Angle Calculator
Convert between degrees and radians and calculate complementary and supplementary angles with our easy-to-use angle calculator. This tool helps students, teachers, and professionals quickly convert angle measurements and understand angle relationships.
Common Angle Conversions
- 30° = π/6 ≈ 0.5236 rad
- 45° = π/4 ≈ 0.7854 rad
- 60° = π/3 ≈ 1.0472 rad
- 90° = π/2 ≈ 1.5708 rad
- 180° = π ≈ 3.1416 rad
Conversion Result: 0.7854 radians
Angle Relationships
Complementary Angle: 45° (0.7854 rad)
Supplementary Angle: 135° (2.3562 rad)
About Angle Measurement
An angle is the figure formed by two rays, called the sides of the angle, sharing a common endpoint, called the vertex of the angle. Angles are used in mathematics, physics, engineering, and many other fields to describe the orientation of lines, planes, and other geometric elements.
Angle Measurement Units
There are two main units used to measure angles:
- Degrees (°): A degree is a measurement of plane angle, representing 1/360 of a full rotation. Degrees are the most common unit for measuring angles in everyday applications.

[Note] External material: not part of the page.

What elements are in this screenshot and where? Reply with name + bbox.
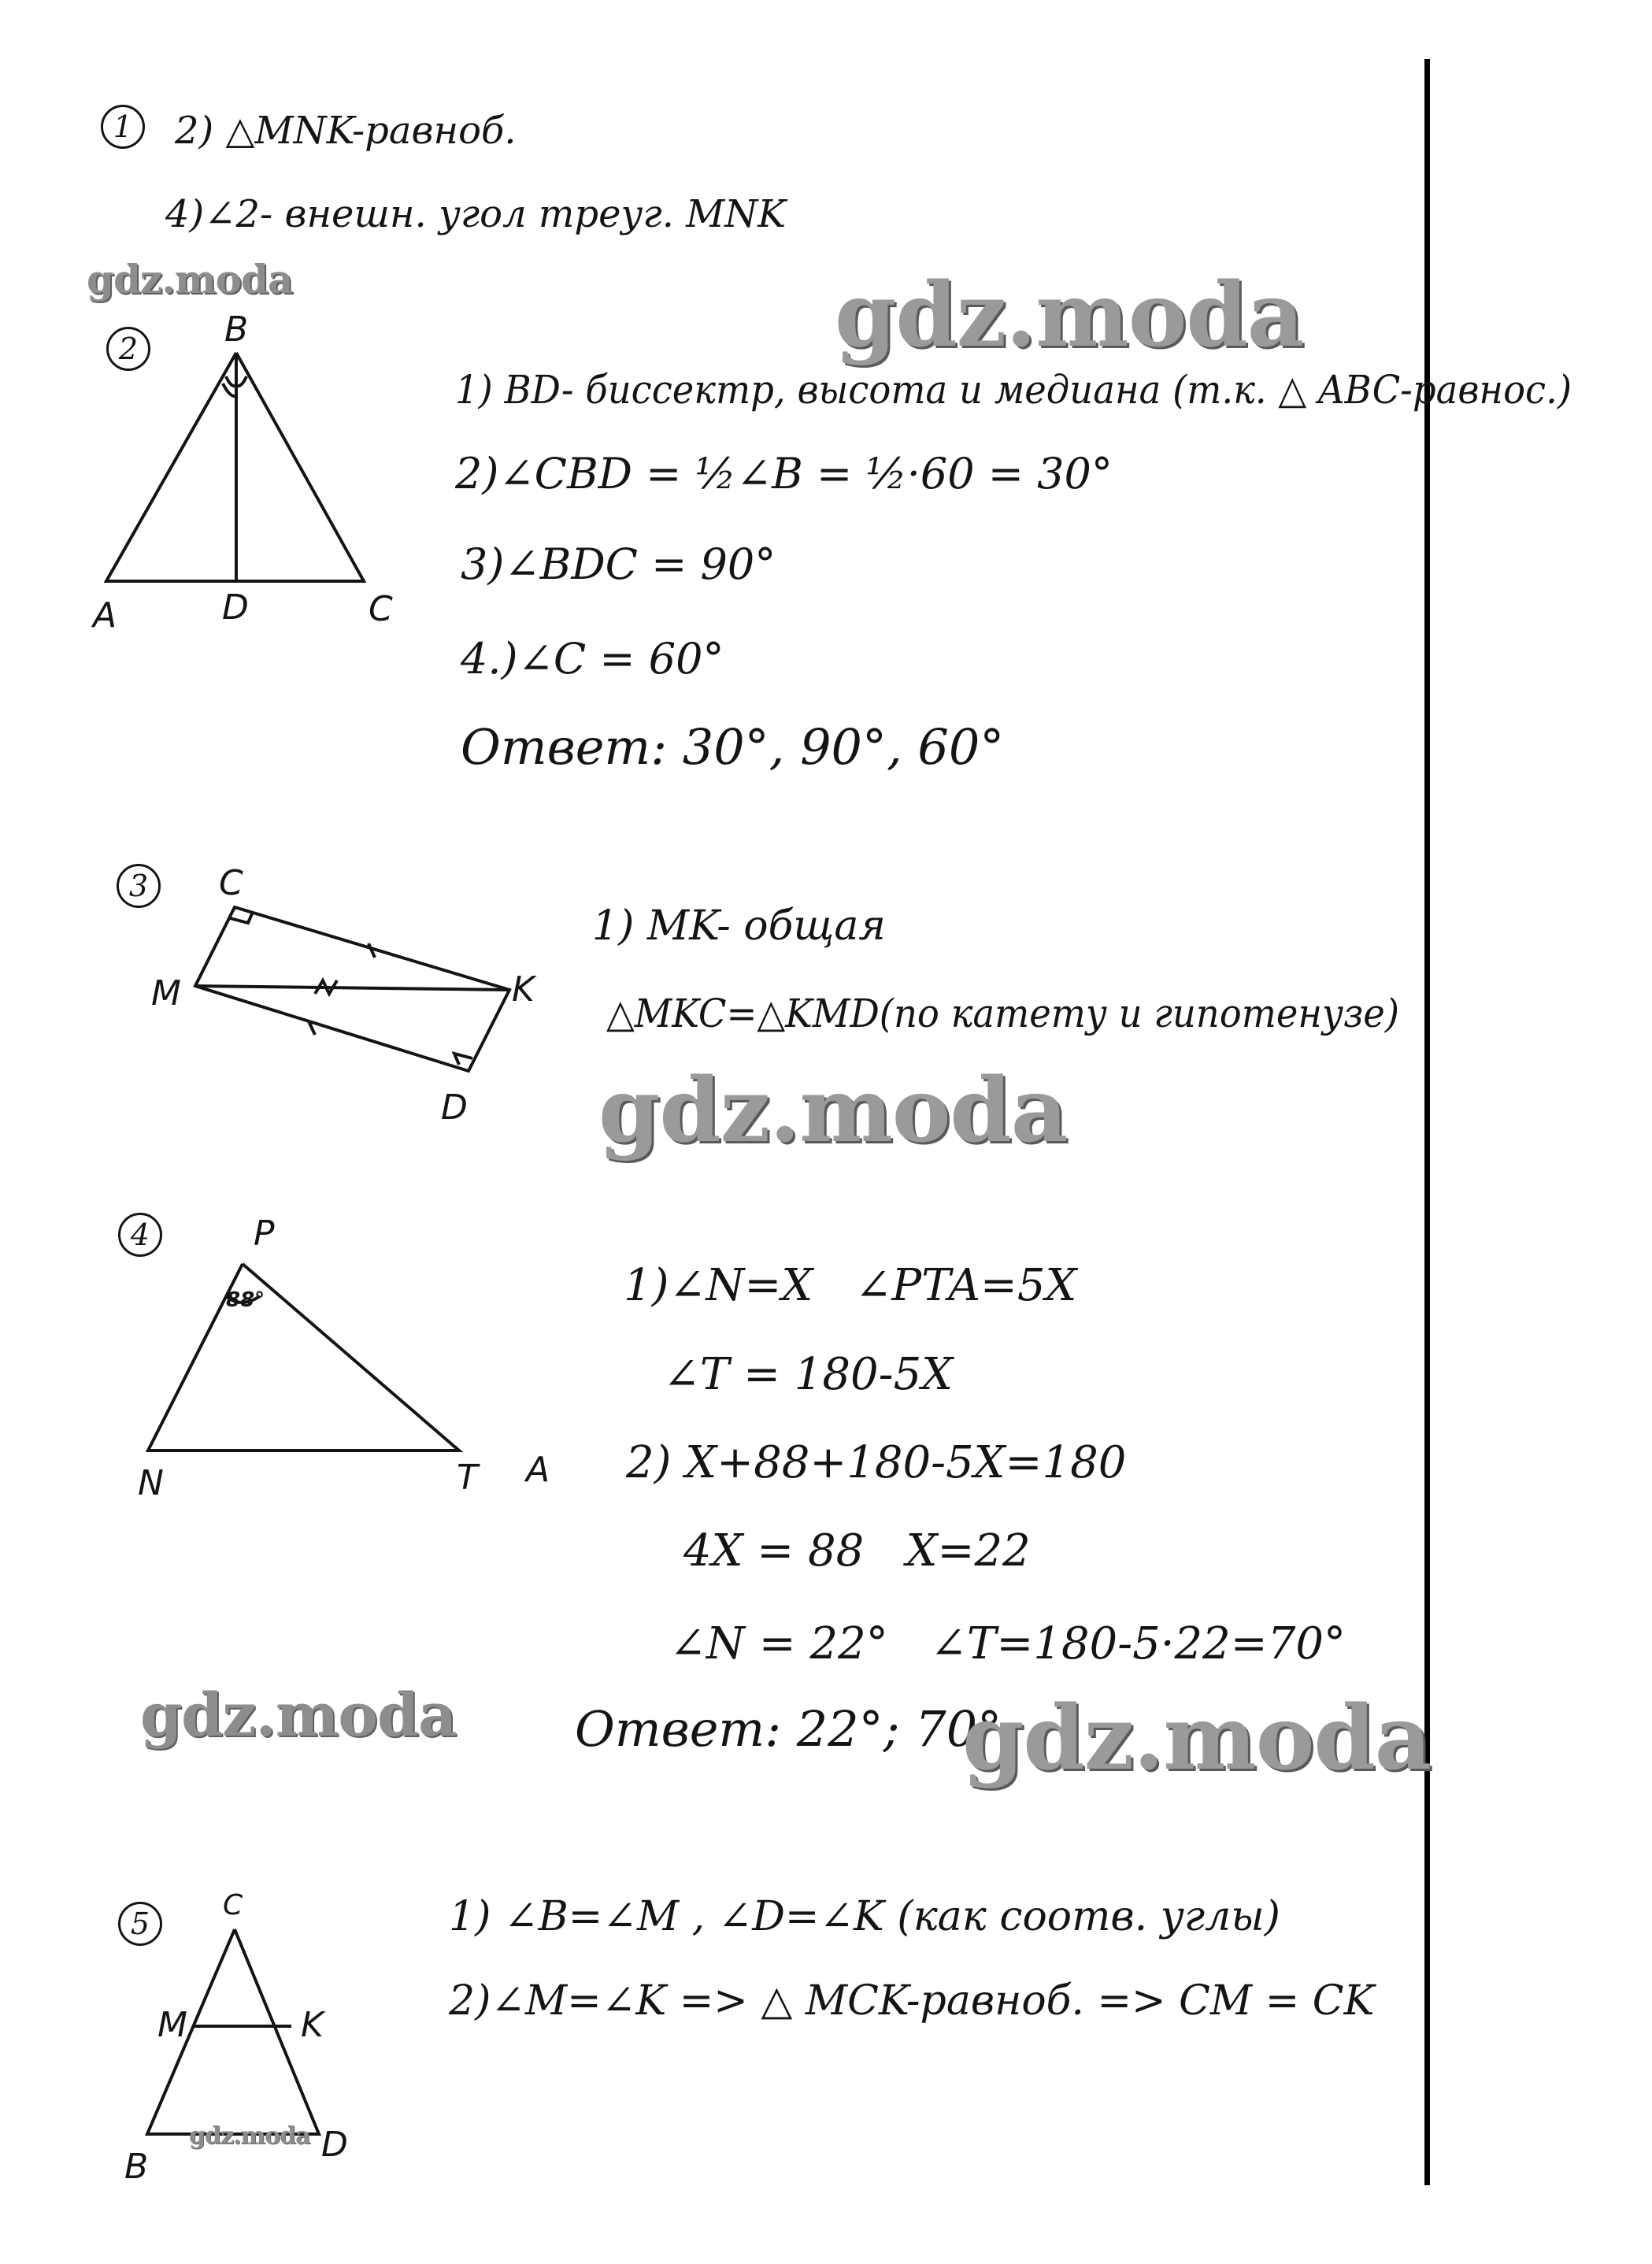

- Radians (rad): A radian is the angle subtended at the center of a circle by an arc that is equal in length to the radius of the circle. Radians are the standard unit of angular measure in mathematics.
Conversion Formula
The formulas to convert between these units are:
- From degrees to radians: radians = degrees × (π/180)
- From radians to degrees: degrees = radians × (180/π)
Angle Relationships
Angles have special relationships that are important in geometry:
Complementary Angles
Two angles are complementary when they add up to 90 degrees (π/2 radians). For example, 30° and 60° are complementary angles.
Supplementary Angles
Two angles are supplementary when they add up to 180 degrees (π radians). For example, 45° and 135° are supplementary angles.
Reference Angles
A reference angle is the smallest angle that the terminal side of a given angle makes with the x-axis. It's always between 0° and 90° (0 and π/2 radians).